AJAX futures

The hosted demo of Zimbra's AJAX mail client, which James Governor pointed to yesterday, is up and running today (backstory here). The skinny on Zimbra: it was originally called Liquid Systems; Scott Dietzen went there from BEA; it has open sourced its Linux-and-Java-based collaboration server, its AJAX client, and -- very interestingly -- the AJAX toolkit, AjaxTK, used to build the client.

Zimbra's architecture whitepaper lays out a compelling vision of a future enterprise messaging landscape that blends open source server componentry (Linux, MySQL, Postfix, Lucene) with AJAX client technology, and that bets on a strategic mix of standards and protocols including the usual suspects -- POP, IMAP, LDAP -- as well as SOAP, JSON (JavaScript Object Notation), RSS, and XForms.

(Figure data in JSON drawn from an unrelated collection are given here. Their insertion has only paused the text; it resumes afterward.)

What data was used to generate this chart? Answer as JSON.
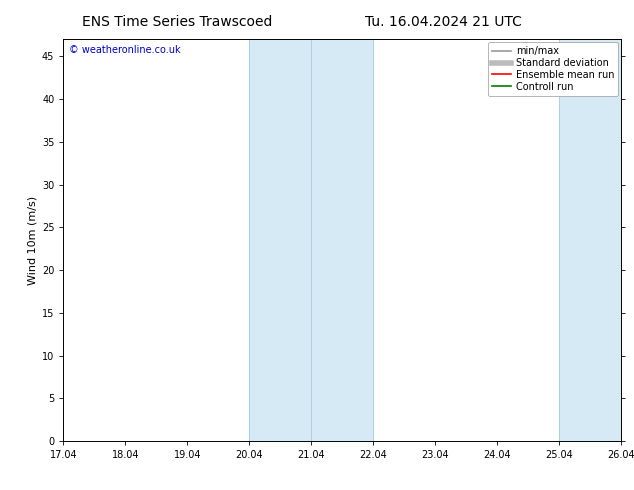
{
  "title_left": "ENS Time Series Trawscoed",
  "title_right": "Tu. 16.04.2024 21 UTC",
  "ylabel": "Wind 10m (m/s)",
  "ylim": [
    0,
    47
  ],
  "yticks": [
    0,
    5,
    10,
    15,
    20,
    25,
    30,
    35,
    40,
    45
  ],
  "xlim_start": 17.04,
  "xlim_end": 26.04,
  "xtick_labels": [
    "17.04",
    "18.04",
    "19.04",
    "20.04",
    "21.04",
    "22.04",
    "23.04",
    "24.04",
    "25.04",
    "26.04"
  ],
  "xtick_positions": [
    17.04,
    18.04,
    19.04,
    20.04,
    21.04,
    22.04,
    23.04,
    24.04,
    25.04,
    26.04
  ],
  "shaded_regions": [
    {
      "x_start": 20.04,
      "x_end": 22.04,
      "color": "#d6eaf5"
    },
    {
      "x_start": 25.04,
      "x_end": 26.04,
      "color": "#d6eaf5"
    }
  ],
  "vertical_lines": [
    {
      "x": 20.04,
      "color": "#b0cfe0"
    },
    {
      "x": 21.04,
      "color": "#b0cfe0"
    },
    {
      "x": 22.04,
      "color": "#b0cfe0"
    },
    {
      "x": 25.04,
      "color": "#b0cfe0"
    },
    {
      "x": 26.04,
      "color": "#b0cfe0"
    }
  ],
  "watermark_text": "© weatheronline.co.uk",
  "watermark_color": "#0000cc",
  "legend_items": [
    {
      "label": "min/max",
      "color": "#999999",
      "lw": 1.2,
      "style": "solid"
    },
    {
      "label": "Standard deviation",
      "color": "#bbbbbb",
      "lw": 4,
      "style": "solid"
    },
    {
      "label": "Ensemble mean run",
      "color": "#ff0000",
      "lw": 1.2,
      "style": "solid"
    },
    {
      "label": "Controll run",
      "color": "#008000",
      "lw": 1.2,
      "style": "solid"
    }
  ],
  "bg_color": "#ffffff",
  "plot_bg_color": "#ffffff",
  "title_fontsize": 10,
  "ylabel_fontsize": 8,
  "tick_fontsize": 7,
  "legend_fontsize": 7,
  "watermark_fontsize": 7
}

The Zimbra screencast is worth watching, and the hosted demo really does do all of the extraordinarily rich things that the screencast depicts. Driving the demo makes the next steps along this line of evolution crystal clear. First, we'll need to get one or more high-quality open source AJAX toolkits working with GUI construction kits, and on that front, Zimbra's AjaxTK whitepaper hints that Eclipse support is forthcoming.

Second, we really, really need a more intelligent kind of browser cache. Will Alchemy (or something like it) every see the light of day?